Philippe Lekeuche, Cette maladie au nom perdu

La pour­suite du poème

Philippe LEKEUCHECette mal­adie au nom per­du, Jacques Bré­mond, 2005

lekeuche cette maladie au nom perduDans Cette mal­adie au nom per­duPhilippe Lekeuche se livre à un tra­vail d’une infinie mod­estie. Il con­signe les seules traces scrip­turales qui seraient encore pos­si­bles quand le poète a con­science qu’il écrit après, qu’il n’est plus capa­ble que de pro­duire une poésie de L’après— après la démystifica­tion des pou­voirs du lan­gage par les avant-gardes et les lin­guistes, après la perte de la foi, après les asser­tions su­perbes qui cla­ment que « la vraie vie est ailleurs » ou que « Dieu est mort »… Dès lors, il prend la parole non pour dire mais pour « avec les mots, des mots (s)e défaire », « cer­cle impos­si­ble et qui (l)e cerne ». Et il guette le « chant » des choses qui peut venir de n’im­porte où, comme une « per­le » dans « les coupe-gorge ». 

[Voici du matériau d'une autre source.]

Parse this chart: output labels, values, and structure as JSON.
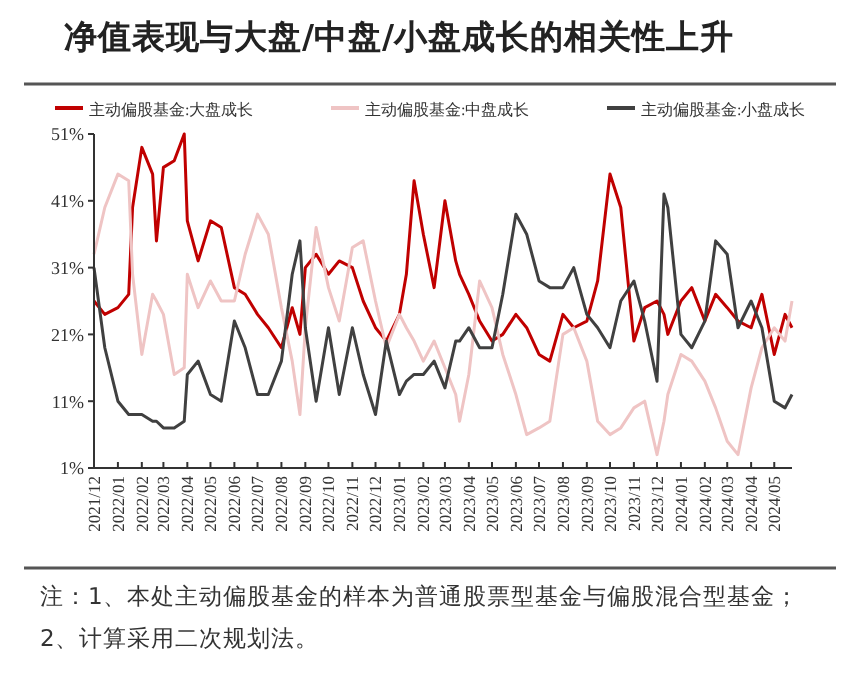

Le poème qu’il écrit n’est que l’at­tente vaine du poème, sa pour­suite impos­si­ble. Il y a trop de doute, trop de lucid­ité, pour qu’il y ait à nou­veau poé­sie, vie et amour : « Cette mal­adie, au nom per­du, est-ce l’ex­is­tence, / Une guérison de nos cer­ti­tudes ? Et l’amour qu’autrefois /Je croy­ais vivre et savoir, est-il / Cet extrême aban­don à ce que j’ig­nore / Et qui me con­naît ? » Quand « Poésie » « surgi(t) » pour­tant « plus lucide que Dieu, l’i­dole », elle est elle-même doute dévas­ta­teur, elle a la vio­lence d’un non, de tous les non qui débous­so­lent l’indi­vidu et lui font per­dre pied. Pour écrire une poésie qui paraît par­fois regret­ter son hyper­lu­cid­ité — la perte de son inno­cence —, Philippe Le­keuche aurait pu jouer sur la décons­truction du sig­nifi­ant — puisque nous ne croyons plus au lan­gage, que nous « démasqu(ons) les métaphores » — ou sur le recours à une expres­sion min­i­male, ten­due, trit­urée, aux lim­ites de l’in­tel­li­gi­ble, dans une esthé­tique pro­che de celle de Chris­t­ian Hubin dans ses derniers recueils. Il a choisi un re­gistre plus explicite, où la médi­ta­tion s’ex­prime sans détour, où sont présents égale­ment de menus écarts syn­tax­iques et… des métaphores — puisque, évi­demment, l’on ne peut s’en pass­er, comme le prou­va d’ailleurs naguère, par ironie et par l’ab­surde, la phrase de François Jacqmin « La métaphore et l’in­con­duite parta­gent la même racine ». 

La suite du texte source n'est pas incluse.